Calculate the zero-sequence component of line current

Substitute $5.04\angle -57.65°$for $V_{Lg0},6.66\angle 53.13°\Omega$for $Z_0$and $\infty$for $Z_n$into equation (3).

$$\begin{gathered} I_0=\frac{5.04\angle -57.65°}{6.66\angle 53.13+3\left(\infty \right)} \\ {I}_0=\frac{5.04\angle -57.65°}{\infty } \\ {I}_0=0A \end{gathered}$$

Calculate the positive-sequence component of line current

Substitute $272.4\angle 6.59°$for $V_{Lg1}$and $6.66\angle 53.13°\Omega$for $Z_1$into equation (4).

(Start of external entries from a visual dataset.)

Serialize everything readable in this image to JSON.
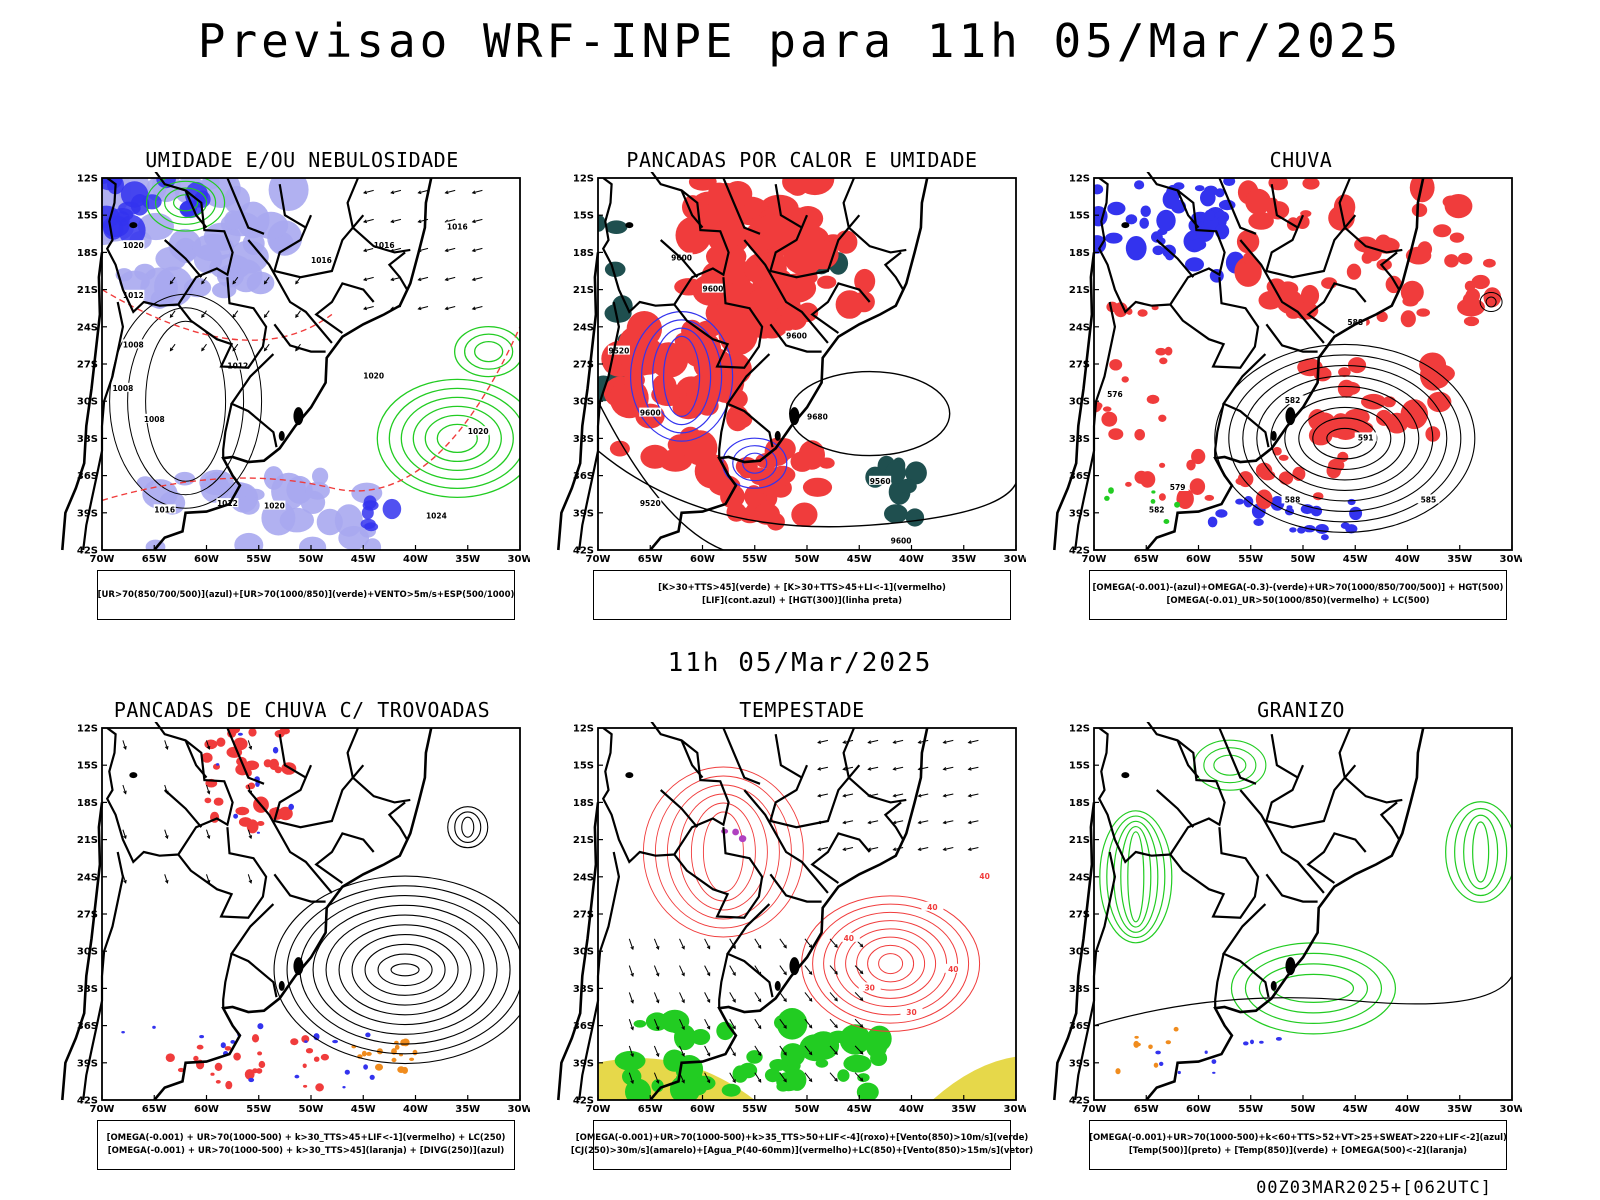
{
  "header": {
    "title": "Previsao WRF-INPE  para 11h 05/Mar/2025"
  },
  "mid_date": "11h 05/Mar/2025",
  "footer": "00Z03MAR2025+[062UTC]",
  "axes": {
    "lat_ticks": [
      "12S",
      "15S",
      "18S",
      "21S",
      "24S",
      "27S",
      "30S",
      "33S",
      "36S",
      "39S",
      "42S"
    ],
    "lon_ticks": [
      "70W",
      "65W",
      "60W",
      "55W",
      "50W",
      "45W",
      "40W",
      "35W",
      "30W"
    ]
  },
  "colors": {
    "blue": "#3333ee",
    "lightblue": "#a8a8f0",
    "green": "#22cc22",
    "red": "#f03c3c",
    "darkteal": "#1f4f4f",
    "orange": "#f08c1e",
    "yellow": "#e6d84a",
    "purple": "#b040c0",
    "black": "#000000"
  },
  "panels": [
    {
      "title": "UMIDADE E/OU NEBULOSIDADE",
      "legend": [
        "[UR>70(850/700/500)](azul)+[UR>70(1000/850)](verde)+VENTO>5m/s+ESP(500/1000)"
      ],
      "labels": [
        "1016",
        "1016",
        "1016",
        "1020",
        "1012",
        "1008",
        "1012",
        "1008",
        "1012",
        "1016",
        "1020",
        "1020",
        "1020",
        "1024",
        "1008"
      ]
    },
    {
      "title": "PANCADAS POR CALOR E UMIDADE",
      "legend": [
        "[K>30+TTS>45](verde) + [K>30+TTS>45+LI<-1](vermelho)",
        "[LIF](cont.azul) + [HGT(300)](linha preta)"
      ],
      "labels": [
        "9600",
        "9600",
        "9600",
        "9520",
        "9600",
        "9680",
        "9560",
        "9520",
        "9600"
      ]
    },
    {
      "title": "CHUVA",
      "legend": [
        "[OMEGA(-0.001)-(azul)+OMEGA(-0.3)-(verde)+UR>70(1000/850/700/500)] + HGT(500)",
        "[OMEGA(-0.01)_UR>50(1000/850)(vermelho) + LC(500)"
      ],
      "labels": [
        "588",
        "582",
        "576",
        "582",
        "588",
        "591",
        "585",
        "579"
      ]
    },
    {
      "title": "PANCADAS DE CHUVA C/ TROVOADAS",
      "legend": [
        "[OMEGA(-0.001) + UR>70(1000-500) + k>30_TTS>45+LIF<-1](vermelho) + LC(250)",
        "[OMEGA(-0.001) + UR>70(1000-500) + k>30_TTS>45](laranja) + [DIVG(250)](azul)"
      ],
      "labels": []
    },
    {
      "title": "TEMPESTADE",
      "legend": [
        "[OMEGA(-0.001)+UR>70(1000-500)+k>35_TTS>50+LIF<-4](roxo)+[Vento(850)>10m/s](verde)",
        "[CJ(250)>30m/s](amarelo)+[Agua_P(40-60mm)](vermelho)+LC(850)+[Vento(850)>15m/s](vetor)"
      ],
      "labels": [
        "40",
        "40",
        "40",
        "40",
        "30",
        "30"
      ]
    },
    {
      "title": "GRANIZO",
      "legend": [
        "[OMEGA(-0.001)+UR>70(1000-500)+k<60+TTS>52+VT>25+SWEAT>220+LIF<-2](azul)",
        "[Temp(500)](preto) + [Temp(850)](verde) + [OMEGA(500)<-2](laranja)"
      ],
      "labels": []
    }
  ],
  "chart_data": [
    {
      "type": "map",
      "title": "UMIDADE E/OU NEBULOSIDADE",
      "lat_range": [
        "12S",
        "42S"
      ],
      "lon_range": [
        "70W",
        "30W"
      ],
      "contours": [
        1008,
        1012,
        1016,
        1020,
        1024
      ],
      "contour_variable": "pressure (hPa)"
    },
    {
      "type": "map",
      "title": "PANCADAS POR CALOR E UMIDADE",
      "lat_range": [
        "12S",
        "42S"
      ],
      "lon_range": [
        "70W",
        "30W"
      ],
      "contours": [
        9520,
        9560,
        9600,
        9680
      ],
      "contour_variable": "HGT(300)"
    },
    {
      "type": "map",
      "title": "CHUVA",
      "lat_range": [
        "12S",
        "42S"
      ],
      "lon_range": [
        "70W",
        "30W"
      ],
      "contours": [
        576,
        579,
        582,
        585,
        588,
        591
      ],
      "contour_variable": "HGT(500)"
    },
    {
      "type": "map",
      "title": "PANCADAS DE CHUVA C/ TROVOADAS",
      "lat_range": [
        "12S",
        "42S"
      ],
      "lon_range": [
        "70W",
        "30W"
      ],
      "contour_variable": "LC(250) streamlines"
    },
    {
      "type": "map",
      "title": "TEMPESTADE",
      "lat_range": [
        "12S",
        "42S"
      ],
      "lon_range": [
        "70W",
        "30W"
      ],
      "contours": [
        30,
        40
      ],
      "contour_variable": "Agua_P / LC(850)"
    },
    {
      "type": "map",
      "title": "GRANIZO",
      "lat_range": [
        "12S",
        "42S"
      ],
      "lon_range": [
        "70W",
        "30W"
      ],
      "contour_variable": "Temp(500) / Temp(850)"
    }
  ]
}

$$\begin{gathered} I_1=\frac{272.4\angle -6.59°}{6.66\angle 53.13°} \\ {I}_1=40.86\angle -46.54°A \end{gathered}$$

Calculate the positive-sequence component of line current

Substitute $27.82\angle -76.05°$for $V_{Lg2}$and $6.66\angle 53.13°\Omega$for $Z_2$into equation (5).

$$\begin{gathered} I_2=\frac{27.82\angle -76.05°}{6.66\angle 53.13°} \\ {I}_2=4.173\angle -129.182°A \end{gathered}$$

Calculate the line current.

Substitute 0 for $I_0,40.86\angle -46.54°A$for $I_1$and $4.173\angle -129.182°A$for $I_2$into equation (6).

$$\begin{gathered} \left[\begin{array}{c}{I}_a\\ I_b\\ I_c\end{array}\right]=\left[\begin{array}{ccc}1& 1& 1\\ 1& a^2& a\\ 1& a& a^2\end{array}\right]\left[\begin{array}{c}0\\ 40.86\angle -46.54°A\\ 4.173\angle -129.182°A\end{array}\right] \\ \left[\begin{array}{c}{I}_a\\ I_b\\ I_c\end{array}\right]=\left[\begin{array}{ccc}1& 1& 1\\ 1& 1\angle 240°& 1\angle 120°\\ 1& 1\angle 120°& 1\angle 240°\end{array}\right]\left[\begin{array}{c}0\\ 40.86\angle -46.54°A\\ 4.173\angle -129.182°A\end{array}\right] \\ \left[\begin{array}{c}{I}_a\\ I_b\\ I_c\end{array}\right]=\left[\begin{array}{c}0+40.86\angle -46.54°+4.173\angle -129.182°\\ 0+40.86\angle \left(240-46.54°\right)+4.173\angle \left(120-129.182\right)°\\ 0+40.86\angle \left(120-46.54°\right)+4.173\angle \left(240-129.182\right)°\end{array}\right] \\ \left[\begin{array}{c}{I}_a\\ I_b\\ I_c\end{array}\right]=\left[\begin{array}{c}41.601\angle -52.25°A\\ 37.05\angle 164.054°A\\ 44.28\angle 76.74°A\end{array}\right] \end{gathered}$$

Hence, the sequence component of the line current $I_0,I_1$and $I_2$are 0,$40.86\angle -46.54°A$and $4.173\angle -129.182°A$respectively. The line current $I_a,I_b$and $I_c$are $41.601\angle -52.25°A,37.05\angle 164.054°A$and $44.28\angle 76.74°A$respectively.